Find Fisheries expertise in Nigeria

Agriculture, forestry and fisheries together contribute 33% of GDP (2007). With its coastline of 853 kilometres and its abundance of freshwater, Nigeria has many fisheries in both coastal and inland waters. According to the FAO, in 2004 fisheries contributed 1.55% to the GDP, and in 2005 total seafood export value was equivalent to 0.66% of the GDP. Fish imports into Nigeria vastly exceed fish exports. The total number of jobs in Nigeria’s fishing industry in 2005 was more than 700,000. Artisanal fisheries dominate the sector. 

The catch profile includes croakers, soles, groupers, snappers, barracudas, elephant snouts, trunk fish and shellfish, such as shrimps, crabs, periwinkles and oysters. About half of the total catch is exported. Shrimps form the bulk of Nigeria’s fish exports. Shrimps are graded, packaged and certified in Nigeria, in conformity with EU guidelines, then shipped to Europe and the USA. 

In 2004, out of a grand total of 1,157,234 tonnes of fish supply in Nigeria, more than a third was from the artisanal sector (coastal and inland). Aquaculture made up less than 4% of the grand total, and industrial (coastal trawler) fishing made up less than 3% of the grand total.
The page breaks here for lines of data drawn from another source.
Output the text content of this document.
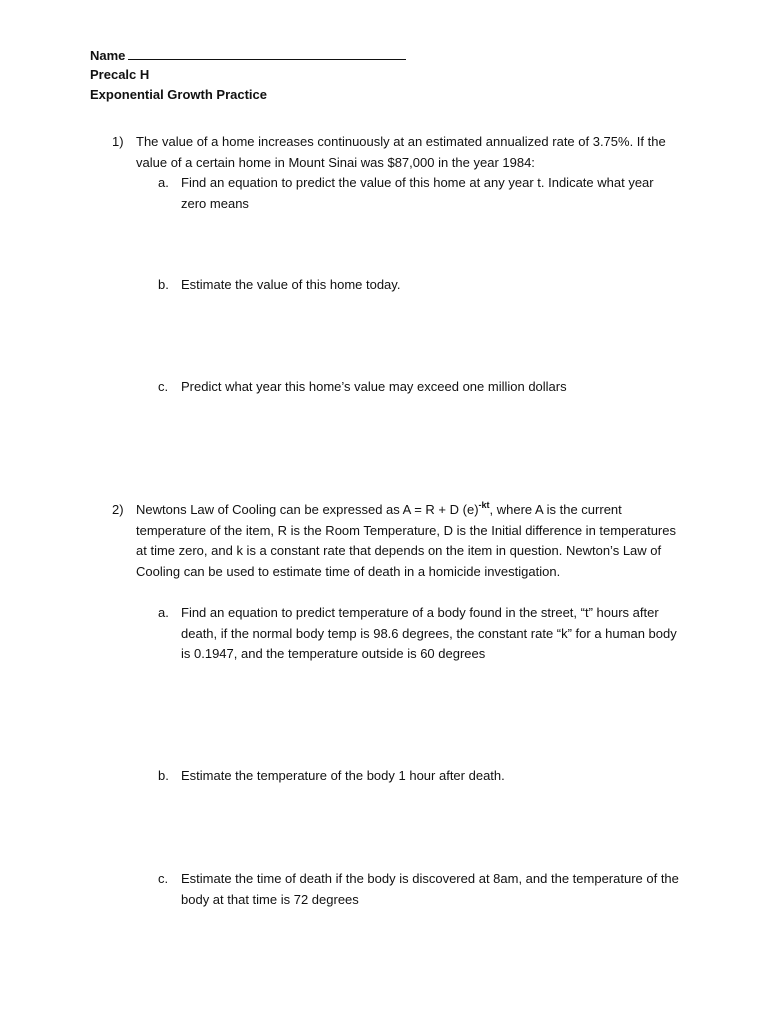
Name
Precalc H
Exponential Growth Practice
1) The value of a home increases continuously at an estimated annualized rate of 3.75%. If the value of a certain home in Mount Sinai was $87,000 in the year 1984:
a. Find an equation to predict the value of this home at any year t. Indicate what year zero means
b. Estimate the value of this home today.
c. Predict what year this home’s value may exceed one million dollars
2) Newtons Law of Cooling can be expressed as A = R + D $(e)^{-kt}$, where A is the current temperature of the item, R is the Room Temperature, D is the Initial difference in temperatures at time zero, and k is a constant rate that depends on the item in question. Newton’s Law of Cooling can be used to estimate time of death in a homicide investigation.
a. Find an equation to predict temperature of a body found in the street, “t” hours after death, if the normal body temp is 98.6 degrees, the constant rate “k” for a human body is 0.1947, and the temperature outside is 60 degrees
b. Estimate the temperature of the body 1 hour after death.
c. Estimate the time of death if the body is discovered at 8am, and the temperature of the body at that time is 72 degrees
More than half of the total fish supply came from the cheap, deep frozen landings of distant water vessels (imports), which consist of lower-grade mackerel, sardinella and herring. 
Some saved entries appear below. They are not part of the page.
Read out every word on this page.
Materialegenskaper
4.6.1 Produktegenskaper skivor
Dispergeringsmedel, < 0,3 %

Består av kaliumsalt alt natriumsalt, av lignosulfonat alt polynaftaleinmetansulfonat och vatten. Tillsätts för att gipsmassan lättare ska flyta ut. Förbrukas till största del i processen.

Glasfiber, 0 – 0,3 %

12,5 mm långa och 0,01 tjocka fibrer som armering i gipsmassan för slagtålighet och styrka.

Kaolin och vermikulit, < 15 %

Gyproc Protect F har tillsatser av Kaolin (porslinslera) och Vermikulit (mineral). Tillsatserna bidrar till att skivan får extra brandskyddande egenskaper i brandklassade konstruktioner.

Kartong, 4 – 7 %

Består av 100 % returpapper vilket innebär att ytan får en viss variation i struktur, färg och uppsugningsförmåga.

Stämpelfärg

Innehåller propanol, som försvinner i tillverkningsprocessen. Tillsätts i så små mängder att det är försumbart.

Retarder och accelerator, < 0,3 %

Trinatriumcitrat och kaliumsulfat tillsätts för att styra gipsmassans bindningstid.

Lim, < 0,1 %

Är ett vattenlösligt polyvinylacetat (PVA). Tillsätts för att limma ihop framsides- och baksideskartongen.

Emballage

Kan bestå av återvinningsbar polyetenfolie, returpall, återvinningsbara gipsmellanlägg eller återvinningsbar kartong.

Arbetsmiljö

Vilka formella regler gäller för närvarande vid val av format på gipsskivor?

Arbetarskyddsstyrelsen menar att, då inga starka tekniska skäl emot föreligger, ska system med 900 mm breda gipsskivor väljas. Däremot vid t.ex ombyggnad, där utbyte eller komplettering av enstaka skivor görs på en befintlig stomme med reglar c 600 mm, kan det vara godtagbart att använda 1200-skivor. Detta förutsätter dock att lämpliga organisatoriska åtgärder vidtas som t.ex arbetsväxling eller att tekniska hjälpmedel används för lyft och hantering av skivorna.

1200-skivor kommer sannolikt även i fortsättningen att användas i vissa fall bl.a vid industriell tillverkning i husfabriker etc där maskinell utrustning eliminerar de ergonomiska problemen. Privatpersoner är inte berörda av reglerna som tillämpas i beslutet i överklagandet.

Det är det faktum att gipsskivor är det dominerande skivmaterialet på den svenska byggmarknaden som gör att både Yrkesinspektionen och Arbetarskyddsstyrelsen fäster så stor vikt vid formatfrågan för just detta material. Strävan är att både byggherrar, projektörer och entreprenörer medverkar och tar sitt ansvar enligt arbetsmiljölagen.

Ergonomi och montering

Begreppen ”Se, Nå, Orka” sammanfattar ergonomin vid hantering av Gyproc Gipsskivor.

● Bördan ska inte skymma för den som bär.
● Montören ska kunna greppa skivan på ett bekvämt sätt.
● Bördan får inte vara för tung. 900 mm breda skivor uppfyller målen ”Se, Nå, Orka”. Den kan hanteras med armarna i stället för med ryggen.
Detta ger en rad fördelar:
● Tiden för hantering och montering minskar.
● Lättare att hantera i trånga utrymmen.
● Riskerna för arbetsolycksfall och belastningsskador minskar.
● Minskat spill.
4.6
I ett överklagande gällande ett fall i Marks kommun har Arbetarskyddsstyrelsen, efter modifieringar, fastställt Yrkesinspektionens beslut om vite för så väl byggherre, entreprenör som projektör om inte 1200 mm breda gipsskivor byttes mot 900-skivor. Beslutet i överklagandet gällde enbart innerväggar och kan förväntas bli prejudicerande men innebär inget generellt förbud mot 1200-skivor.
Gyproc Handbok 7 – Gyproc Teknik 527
Fish represented 28% of the animal protein content of the average Nigerian diet in 2004. Elite consumers are provided for in the chain stores and supermarkets. The choice species are croakers, shinenose, baraccuda, shrimps and lobsters. Canned fish (tuna and sardines), which are mainly imports, are widely available in local markets and shops. Tilapia and catfish are the major species farmed by local fish farmers.